Another organisation in Colorado, the Neptune Society was charged with skimming the funds this month.

Paul Krugman took time off from dusting off his tux for the Nobels to make tangential reference to the connection between the death industry and the credit crisis in his blog. He cites the very conservative Daily Mail inveighing against the British labour government because the credit crunch has made it slow in paying out funeral grants to the families of
the impoverished deceased. It highlights the decadence of a welfare state for American conservatives – socialised death care as well as healthcare – no wonder the British Empire fell!

I should declare an interest. I once wrote a column advocating "synergistic dialectical investing" and as a joke invested my annual
pension contribution in Service Corporation International, the world's biggest chain of funeral homes, and Philip Morris, on the grounds that death and taxes are inevitable, and tobacco would help them both along.

As an investment, the joke has paid off six-fold, but SCI has not done as well as I anticipated. This month the credit crunch killed off its takeover bid for the second biggest chain of morticians, Stewart.

From cradle to grave, the credit bust has no end of ramifications.

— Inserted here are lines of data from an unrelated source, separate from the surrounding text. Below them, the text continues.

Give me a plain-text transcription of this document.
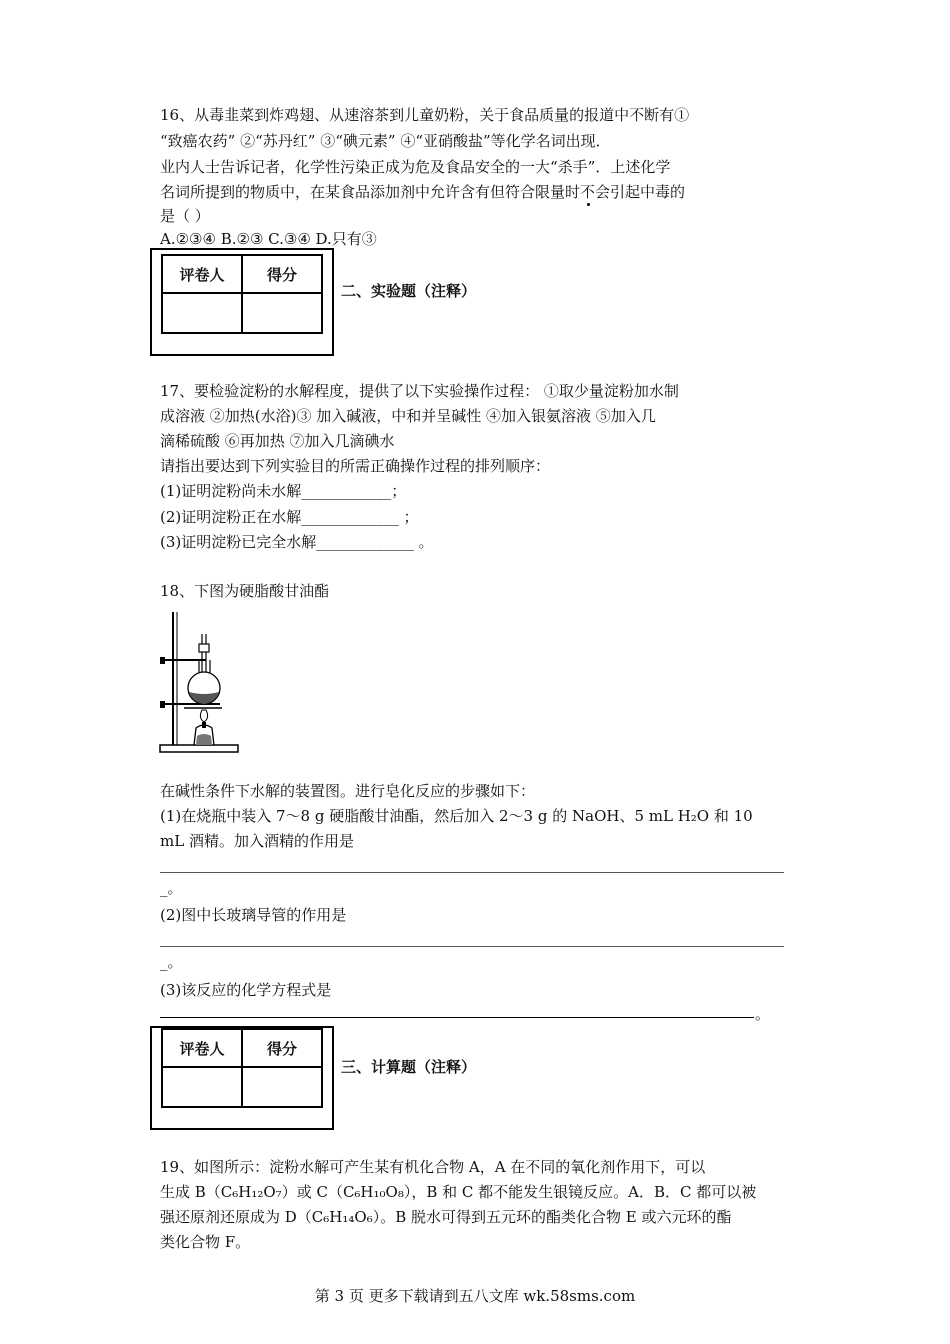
16、从毒韭菜到炸鸡翅、从速溶茶到儿童奶粉，关于食品质量的报道中不断有①
“致癌农药” ②“苏丹红” ③“碘元素” ④“亚硝酸盐”等化学名词出现．
业内人士告诉记者，化学性污染正成为危及食品安全的一大“杀手”．上述化学
名词所提到的物质中，在某食品添加剂中允许含有但符合限量时不会引起中毒的
是（ ）
A.②③④ B.②③ C.③④ D.只有③
评卷人	得分

二、实验题（注释）
17、要检验淀粉的水解程度，提供了以下实验操作过程： ①取少量淀粉加水制
成溶液 ②加热(水浴)③ 加入碱液，中和并呈碱性 ④加入银氨溶液 ⑤加入几
滴稀硫酸 ⑥再加热 ⑦加入几滴碘水
请指出要达到下列实验目的所需正确操作过程的排列顺序：
(1)证明淀粉尚未水解____________；
(2)证明淀粉正在水解_____________ ；
(3)证明淀粉已完全水解_____________ 。
18、下图为硬脂酸甘油酯
在碱性条件下水解的装置图。进行皂化反应的步骤如下：
(1)在烧瓶中装入 7～8 g 硬脂酸甘油酯，然后加入 2～3 g 的 NaOH、5 mL H₂O 和 10
mL 酒精。加入酒精的作用是
_。
(2)图中长玻璃导管的作用是
_。
(3)该反应的化学方程式是
。
评卷人	得分

三、计算题（注释）
19、如图所示：淀粉水解可产生某有机化合物 A，A 在不同的氧化剂作用下，可以
生成 B（C₆H₁₂O₇）或 C（C₆H₁₀O₈），B 和 C 都不能发生银镜反应。A．B．C 都可以被
强还原剂还原成为 D（C₆H₁₄O₆）。B 脱水可得到五元环的酯类化合物 E 或六元环的酯
类化合物 F。
第 3 页 更多下载请到五八文库 wk.58sms.com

Overcoming it will be a stiff task.

It raises the question about the billions of dollars put aside pre-need by Americans in the confident expectation that it will pay for them to be gutted, pickled in toxic fluids and sealed in expensive caskets with (as I recall in one trade publication) "a lifetime guarantee".

Can they really trust the finance industry not to assume that since you cannot take it with you, we may as well take it from you now? Hoping that someone will follow in my footsteps when we did a quick and clean funeral for my father (at his request), it is not an issue that deeply concerns me, except for the environmental consequences of stuffing sealed toxic capsules below ground in a country where millions are dependent on wells tapping the ground water.

However in the public interest I approached the Funeral Ethics Association whose Lisa Carlson advised pre-needers not to bother, "unless you are reducing assets to the level to get Medicare". Better to plan ahead she said, while her organisation also advocates cheaper, greener, DIY burials - where the law allows.

The death industry in the United States has lobbyists almost as tenacious as Wall Street's in Washington. Embalming, morticians, concrete vaults and all sorts of expensive ghoulish accoutrements are compulsory in different states. Carlson herself is being sued by Thomas Lynch, author and poet of the mortuary slab for comments she has made about the industry and his business.

Ms Carlson does not say so, of course, but if you are not worried about funeral costs, those who are about to die can happily run up huge credit card charges and leave them swinging for the bailiffs to try to shake down the urn afterwards. Now that is real pre-need planning. But do be careful. My father tried it, and paid an insurance premium on his Visa card. They noticed and came a-knocking.